Derek Newberry

MNC to BoP: How Entrepreneurs Make The Link

wbcsd pubWe blog frequently on this site about the importance of large multi-nationals finding ways to tap into BoP markets. This often comes in the form of discussions on reaching the BoP directly as consumers (ie projects like the OLPC or microcredit initiatives).

But what about small and medium enterprises as BoP intermediaries? Those of us who support these enterprises in our work are familiar with the list of benefits often attributed to SMEs – they raise employment, they are correlated with a reduction in income inequality, they reduce the size of the informal economy…. – but what about SMEs as middlemen for engagements between large corporations and the BoP?The WBCSD explores exactly this topic in a recently published informal survey of some of its member companies and SMEs in their supply chains. According to WBCSD, SMEs “usually have extensive local knowledge of resources, supply patterns and purchasing trends.”

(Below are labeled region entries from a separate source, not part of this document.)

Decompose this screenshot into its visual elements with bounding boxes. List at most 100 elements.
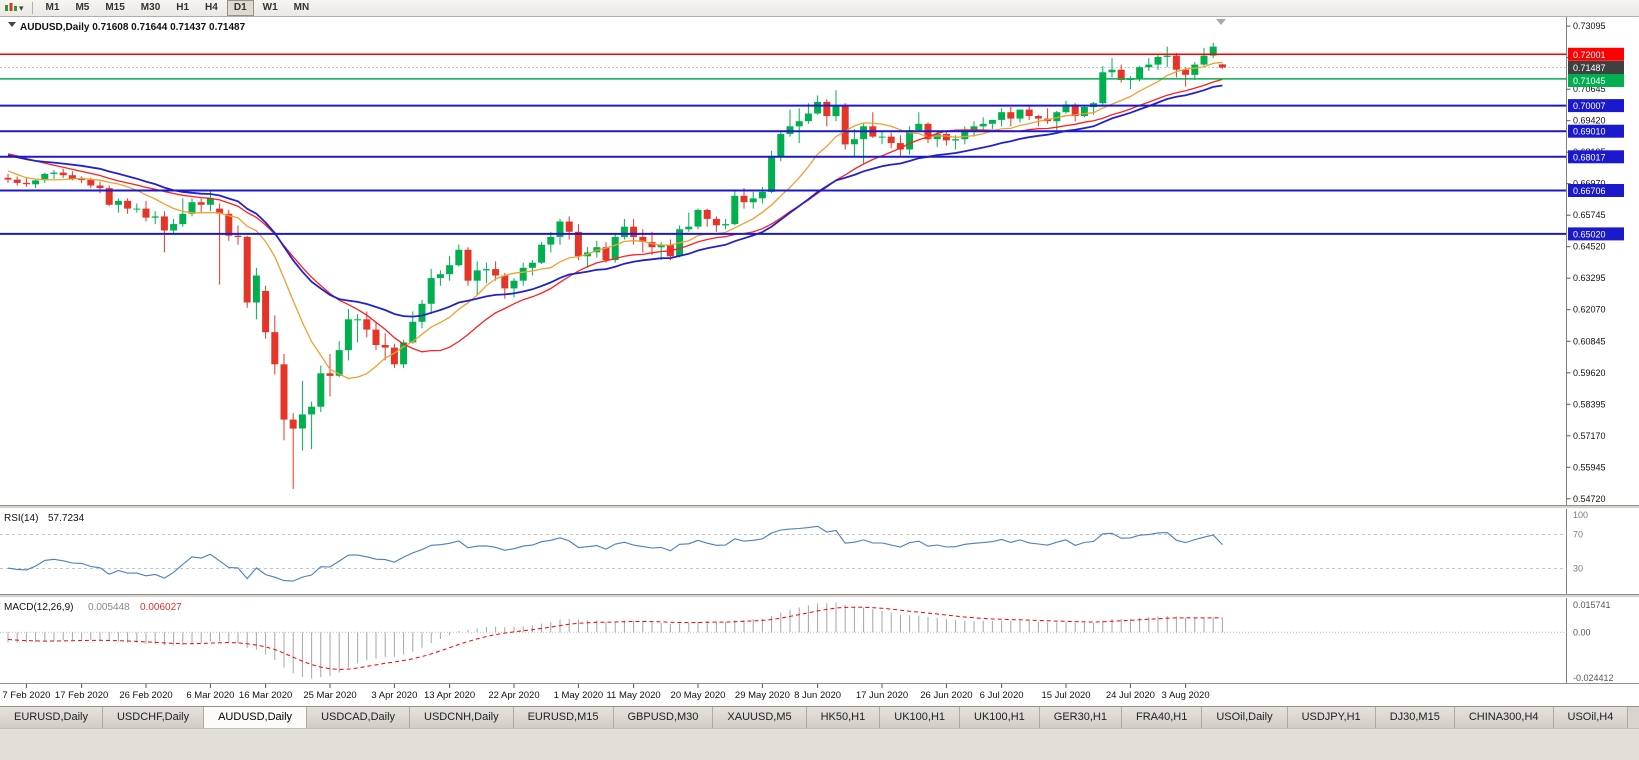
candle	[519, 267, 527, 281]
candle	[547, 236, 555, 245]
candle	[262, 291, 270, 333]
candle	[565, 221, 573, 232]
candle	[326, 373, 334, 376]
svg-text:0.71045: 0.71045	[1573, 76, 1606, 86]
date-label: 29 May 2020	[735, 690, 790, 701]
chart-tab-usdchf-daily[interactable]: USDCHF,Daily	[102, 707, 205, 728]
chart-tab-xauusd-m5[interactable]: XAUUSD,M5	[713, 707, 807, 728]
price-tick-label: 0.65745	[1573, 210, 1606, 220]
candle	[1108, 69, 1116, 73]
slow-ma-line	[7, 84, 1223, 318]
svg-text:0.68017: 0.68017	[1573, 152, 1606, 162]
candle	[372, 329, 380, 345]
candle	[528, 262, 536, 268]
candle	[179, 213, 187, 225]
panel-splitter[interactable]	[0, 505, 1639, 509]
candle	[41, 173, 49, 181]
chart-tab-ger30-h1[interactable]: GER30,H1	[1039, 707, 1122, 728]
candle	[418, 303, 426, 322]
chart-tab-hk50-h1[interactable]: HK50,H1	[806, 707, 881, 728]
chart-tab-eurusd-m15[interactable]: EURUSD,M15	[513, 707, 614, 728]
chart-tab-fra40-h1[interactable]: FRA40,H1	[1121, 707, 1203, 728]
candle	[68, 175, 76, 180]
candle	[630, 226, 638, 237]
candle	[878, 136, 886, 138]
rsi-scale-label: 100	[1573, 510, 1588, 520]
time-axis: 7 Feb 2020 17 Feb 2020 26 Feb 2020 6 Mar 20…	[2, 684, 1210, 701]
date-label: 3 Aug 2020	[1162, 690, 1210, 701]
candle	[170, 224, 178, 231]
candle	[4, 177, 12, 180]
candle	[13, 179, 21, 183]
one-click-arrow-icon[interactable]	[8, 22, 16, 27]
chart-tab-eurusd-daily[interactable]: EURUSD,Daily	[0, 707, 103, 728]
timeframe-button-m1[interactable]: M1	[45, 2, 60, 13]
candle	[1218, 64, 1226, 68]
timeframe-button-m5[interactable]: M5	[75, 2, 90, 13]
candle	[243, 236, 251, 303]
chart-tab-uk100-h1[interactable]: UK100,H1	[880, 707, 961, 728]
chart-tab-usdjpy-h1[interactable]: USDJPY,H1	[1287, 707, 1376, 728]
candle	[455, 249, 463, 266]
candle	[501, 275, 509, 289]
chart-tab-uk100-h1[interactable]: UK100,H1	[960, 707, 1040, 728]
price-tick-label: 0.66970	[1573, 179, 1606, 189]
candle	[970, 126, 978, 131]
candle	[160, 216, 168, 231]
timeframe-button-m30[interactable]: M30	[140, 2, 161, 13]
dropdown-caret-icon[interactable]: ▾	[19, 2, 24, 13]
chart-tab-usoil-daily[interactable]: USOil,Daily	[1202, 707, 1288, 728]
candle	[308, 406, 316, 415]
timeframe-button-d1[interactable]: D1	[226, 0, 254, 16]
panel-splitter[interactable]	[0, 594, 1639, 598]
chart-tab-usoil-h4[interactable]: USOil,H4	[1553, 707, 1629, 728]
candle	[492, 269, 500, 276]
candle	[105, 188, 113, 205]
chart-tab-dj30-m15[interactable]: DJ30,M15	[1375, 707, 1455, 728]
timeframe-button-w1[interactable]: W1	[262, 2, 278, 13]
candle	[50, 172, 58, 174]
candlestick-glyph	[5, 3, 17, 11]
candle	[22, 182, 30, 185]
candle	[860, 126, 868, 140]
date-label: 8 Jun 2020	[794, 690, 841, 701]
candle	[1154, 56, 1162, 65]
timeframe-button-mn[interactable]: MN	[293, 2, 310, 13]
candle	[574, 231, 582, 257]
macd-histogram	[7, 602, 1223, 679]
chart-tab-usdcnh-daily[interactable]: USDCNH,Daily	[410, 707, 514, 728]
timeframe-button-h4[interactable]: H4	[205, 2, 218, 13]
timeframe-button-m15[interactable]: M15	[105, 2, 125, 13]
rsi-scale-label: 70	[1573, 530, 1583, 540]
date-label: 6 Mar 2020	[186, 690, 234, 701]
chart-canvas[interactable]: 0.730950.718700.706450.694200.681950.669…	[0, 0, 1639, 706]
candle	[556, 221, 564, 237]
rsi-value: 57.7234	[48, 513, 85, 524]
chart-shift-marker[interactable]	[1216, 19, 1226, 25]
timeframe-button-h1[interactable]: H1	[176, 2, 190, 13]
candle	[1016, 109, 1024, 119]
candle	[206, 198, 214, 205]
candle	[731, 195, 739, 225]
chart-tab-china300-h4[interactable]: CHINA300,H4	[1454, 707, 1554, 728]
candle	[933, 134, 941, 140]
candle	[78, 179, 86, 181]
price-tick-label: 0.64520	[1573, 242, 1606, 252]
candle	[151, 216, 159, 218]
chart-tab-gbpusd-m30[interactable]: GBPUSD,M30	[613, 707, 714, 728]
chart-tab-audusd-daily[interactable]: AUDUSD,Daily	[204, 707, 308, 728]
candle	[114, 200, 122, 205]
candle	[1172, 55, 1180, 70]
candle	[749, 198, 757, 203]
candle	[1182, 69, 1190, 75]
price-label-0.72001	[1568, 47, 1624, 61]
candle	[602, 247, 610, 261]
candle	[87, 179, 95, 186]
candle	[473, 270, 481, 281]
candle	[611, 236, 619, 261]
macd-scale-top: 0.015741	[1573, 600, 1611, 610]
chart-tab-usdcad-daily[interactable]: USDCAD,Daily	[307, 707, 411, 728]
chart-type-icon[interactable]	[4, 2, 18, 14]
candle	[381, 345, 389, 348]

Their competitive advantage is an ability to quickly and efficiently innovate new technologies and services that meet the specific needs of BoP markets in different regions. New Ventures enterprise Big Tree Farms is an example of this in reverse, where they are offering Whole Foods value as a partner by supplying exclusive access to authentic Indonesian foods. In other words, SMEs are a perfect channel for MNCs based in Europe and the US to intelligently connect with new markets and producers in emerging economies.

The results of the survey indicate that many companies already understand this – with 44% saying at least half their suppliers worldwide are SMEs. Still, as with any business relationship, particularly across regions and populations with differing resources and business practices, these engagements are never perfect.

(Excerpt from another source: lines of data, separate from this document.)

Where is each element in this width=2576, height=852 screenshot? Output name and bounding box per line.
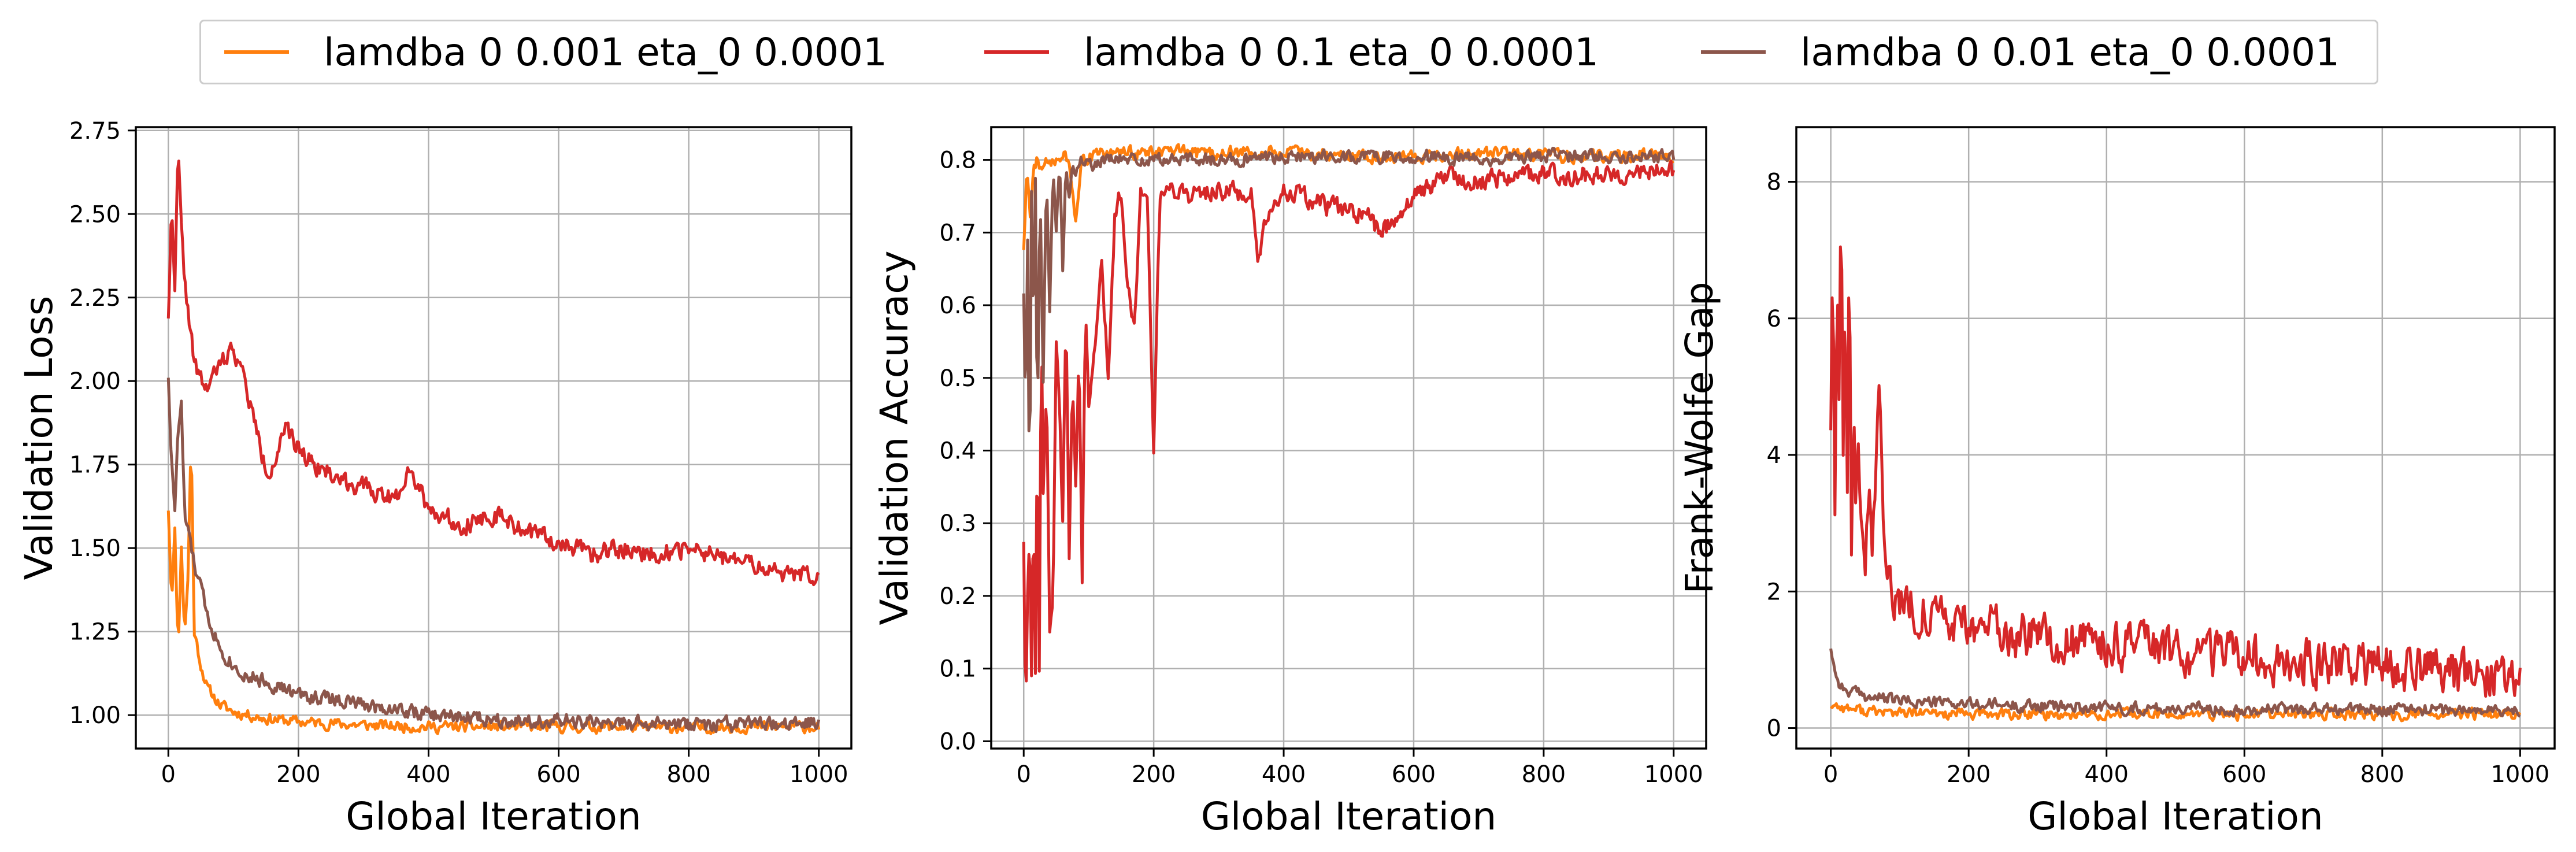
x-axis-label: Global Iteration — [2028, 794, 2323, 839]
x-tick-label: 400 — [406, 761, 450, 788]
y-tick-label: 1.75 — [69, 452, 121, 479]
x-tick-label: 0 — [1823, 761, 1838, 788]
legend-swatch-2 — [984, 50, 1049, 54]
y-tick-label: 2.75 — [69, 118, 121, 145]
y-tick-label: 2.25 — [69, 285, 121, 312]
chart-panel-2: 0 200 400 600 800 1000 0.0 0.1 0.2 0.3 0.4 0.5 0.6 0.… — [872, 126, 1707, 839]
axes-frame — [135, 126, 853, 750]
x-tick-label: 400 — [2085, 761, 2129, 788]
y-tick-label: 0.0 — [939, 728, 976, 755]
series-line-3 — [1829, 648, 2521, 718]
x-tick-label: 800 — [1522, 761, 1566, 788]
x-tick-label: 1000 — [790, 761, 848, 788]
y-tick-label: 0.8 — [939, 147, 976, 174]
y-tick-label: 8 — [1767, 169, 1781, 196]
legend-entry-2: lamdba 0 0.1 eta_0 0.0001 — [984, 21, 1599, 83]
x-axis-label: Global Iteration — [1201, 794, 1496, 839]
y-tick-label: 0.3 — [939, 510, 976, 537]
legend-label-3: lamdba 0 0.01 eta_0 0.0001 — [1800, 29, 2340, 75]
y-axis-label: Validation Accuracy — [872, 250, 917, 625]
x-tick-label: 1000 — [1644, 761, 1703, 788]
y-tick-label: 1.25 — [69, 619, 121, 646]
y-tick-label: 0.1 — [939, 656, 976, 683]
y-tick-label: 6 — [1767, 306, 1781, 332]
series-line-3 — [1022, 146, 1676, 432]
x-tick-label: 200 — [1132, 761, 1176, 788]
legend-swatch-3 — [1701, 50, 1766, 54]
x-axis-label: Global Iteration — [346, 794, 641, 839]
axes-frame — [990, 126, 1707, 750]
x-tick-label: 200 — [276, 761, 320, 788]
series-line-1 — [1829, 702, 2522, 723]
y-tick-label: 0.4 — [939, 438, 976, 465]
legend: lamdba 0 0.001 eta_0 0.0001 lamdba 0 0.1… — [199, 20, 2378, 84]
y-axis-label: Frank-Wolfe Gap — [1677, 281, 1722, 594]
y-tick-label: 4 — [1767, 442, 1781, 469]
legend-label-2: lamdba 0 0.1 eta_0 0.0001 — [1084, 29, 1599, 75]
y-tick-label: 0.2 — [939, 583, 976, 610]
y-tick-label: 2.00 — [69, 368, 121, 395]
x-tick-label: 800 — [2360, 761, 2404, 788]
series-line-3 — [166, 377, 821, 734]
series-line-2 — [166, 160, 820, 587]
y-tick-label: 1.50 — [69, 535, 121, 562]
series-line-1 — [166, 465, 821, 736]
x-tick-label: 800 — [666, 761, 710, 788]
x-tick-label: 0 — [161, 761, 176, 788]
y-tick-label: 2.50 — [69, 201, 121, 228]
series-line-2 — [1022, 160, 1676, 683]
x-tick-label: 600 — [2222, 761, 2266, 788]
x-tick-label: 200 — [1947, 761, 1991, 788]
y-axis-label: Validation Loss — [17, 296, 61, 580]
chart-panel-3: 0 200 400 600 800 1000 0 2 4 6 8 Global Iteration Fr… — [1677, 126, 2556, 839]
y-tick-label: 2 — [1767, 579, 1781, 605]
y-tick-label: 0.6 — [939, 292, 976, 319]
legend-entry-1: lamdba 0 0.001 eta_0 0.0001 — [224, 21, 887, 83]
x-tick-label: 1000 — [2490, 761, 2549, 788]
x-tick-label: 0 — [1017, 761, 1031, 788]
series-line-2 — [1829, 245, 2522, 698]
legend-entry-3: lamdba 0 0.01 eta_0 0.0001 — [1701, 21, 2340, 83]
y-tick-label: 0.5 — [939, 365, 976, 392]
axes-frame — [1795, 126, 2556, 750]
x-tick-label: 600 — [1392, 761, 1436, 788]
x-tick-label: 400 — [1262, 761, 1306, 788]
legend-label-1: lamdba 0 0.001 eta_0 0.0001 — [324, 29, 888, 75]
chart-panel-1: 0 200 400 600 800 1000 1.00 1.25 1.50 1.75 2.00 2.2… — [17, 118, 853, 839]
x-tick-label: 600 — [536, 761, 580, 788]
y-tick-label: 0 — [1767, 716, 1781, 742]
legend-swatch-1 — [224, 50, 289, 54]
y-tick-label: 0.7 — [939, 220, 976, 246]
y-tick-label: 1.00 — [69, 702, 121, 729]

The survey gets into some of the challenges in these supply chain partnerships – corporations report having experienced inconsistent quality from SME partners in the past (74%) and inexperience working with large companies (43%). SMEs on the other hand, complain that a “lack of trust” and “too much bureaucracy” can sometimes make these relationships more beneficial for MNCs than their entrepreneurial partners.

The survey and accompanying report offer recommendations for MNCs to improve these relationships – such as facilitating access to finance and working with government and NGO partners to build technical capacity for SMEs. In all, a great preliminary foray into an understudied topic – kudos to the WBCSD for exploring these important MNC-SME relationships!